Ein Rückblick

Selten habe ich mich in Österreich so befremdet gefühlt wie in den Wochen nach den Sanktionen der EU-14. Ein Rückblick.

Es gibt Zeiten, da ist mir das Land, in dem ich seit über 20 Jahren lebe, vertrauter als jenes, in dem ich aufgewachsen bin. Es gibt aber auch Zeiten der Befremdung. Die Wochen nach den sogenannten EU-Sanktionen gegen Österreich waren eine solche Zeit.

Zunächst war da nur ein Eindruck der Unangemessenheit, der moralischen Überhitzung. Ich habe die Gefahr, die da nach der Bildung der schwarz-blauen Koalition von den EU-14 an die Wand gemalt wurde, einfach nicht als solche empfunden. Aber ich hatte auch längst eine Innensicht auf die hiesigen Verhältnisse angenommen, gestützt auf die Intuition, dass es der Partei des Anstoßes weniger darum ging, die Demokratie zu zerschlagen, als darum, endlich selbst an jene Tröge zu gelangen, von denen sie der rot-schwarze Proporz so lange ferngehalten hatte.

Ohne Risiko war ein solches Phlegma freilich nicht.

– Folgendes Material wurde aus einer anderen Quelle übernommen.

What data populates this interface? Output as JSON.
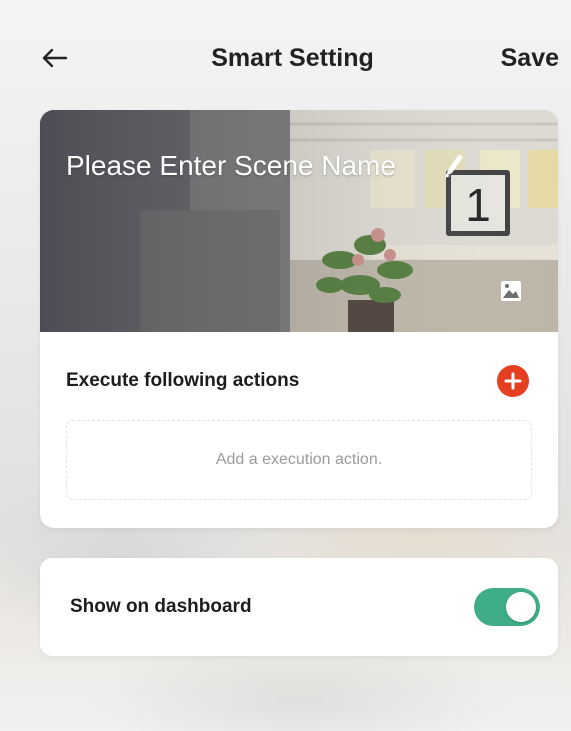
{
  "header": {
    "title": "Smart Setting",
    "save_label": "Save",
    "back_icon": "arrow-left-icon"
  },
  "scene": {
    "name_placeholder": "Please Enter Scene Name",
    "edit_icon": "pencil-icon",
    "image_icon": "image-icon",
    "clock_digit": "1"
  },
  "actions": {
    "title": "Execute following actions",
    "add_icon": "plus-circle-icon",
    "empty_text": "Add a execution action."
  },
  "dashboard": {
    "label": "Show on dashboard",
    "toggle_on": true
  },
  "colors": {
    "accent_red": "#e43f20",
    "toggle_green": "#3fae86"
  }
}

Denn hatte Jörg Haider nicht mit SS-Veteranen gefeiert, die Beschäftigungspolitik der Nazis gelobt und Churchill mit Hitler gleichgesetzt? Hatte er nicht gedroht, man werde in den Redaktionen für Ordnung sorgen, wenn man erst an der Macht sei? Und war seine Partei nicht immer wieder durch vehemente Fremdenfeindlichkeit aufgefallen? All das war durch die internationalen Medien gegangen, fürviele meiner Landsleute war es das Erste, was ihnen zum politischen Österreich einfiel. Wo die Grenze zwischen Dampfplaudern und Dampfmachen verläuft, erkennt man oft nur aus der Nähe.


Die Sanktionen sind bekanntlich nach hinten losgegangen, sie waren nicht durchdacht und erwiesen sich bald als das größte Geschenk, das man der umstrittenen Regierung machen konnte. „So geht's eben, wenn man das Richtige tut, aber nicht richtig“, schrieb Werner A. Perger in der „Zeit“. Die Isolation nach außen schuf eine Welle des Trotzes im Inneren. Und hier liegt die Quelle für meine Befremdung. Es mag eine Zumutung sein, ausgerechnet von einem Land, das von allen an den Pranger gestellt wird, Größe zu erwarten. Aber in dem Klima, das damals herrschte, war eine offene, besonnene Diskussion darüber, wie man überhaupt in eine solche Lage geraten war, kaum noch möglich. Das offizielle Österreich war in seiner Lieblingsrolle, der des unschuldigen Opfers. Die Sanktionen waren plötzlich nur noch eine willkürliche Schikane der Großen gegen ein kleines und darum wehrloses Land.

Und dann die Krönung. Nach der Aufhebung der Sanktionen pilgerten einige Regierungsmitglieder nach Mariazell. Das Signal war klar: Dem Herrgott sei Dank war die unerklärliche Heimsuchung vorübergezogen, und zugleich war man durch den Segen des Höchsten von der Schändlichkeit jener Äußerungen gereinigt, ohne die es die Sanktionen nie gegeben hätte.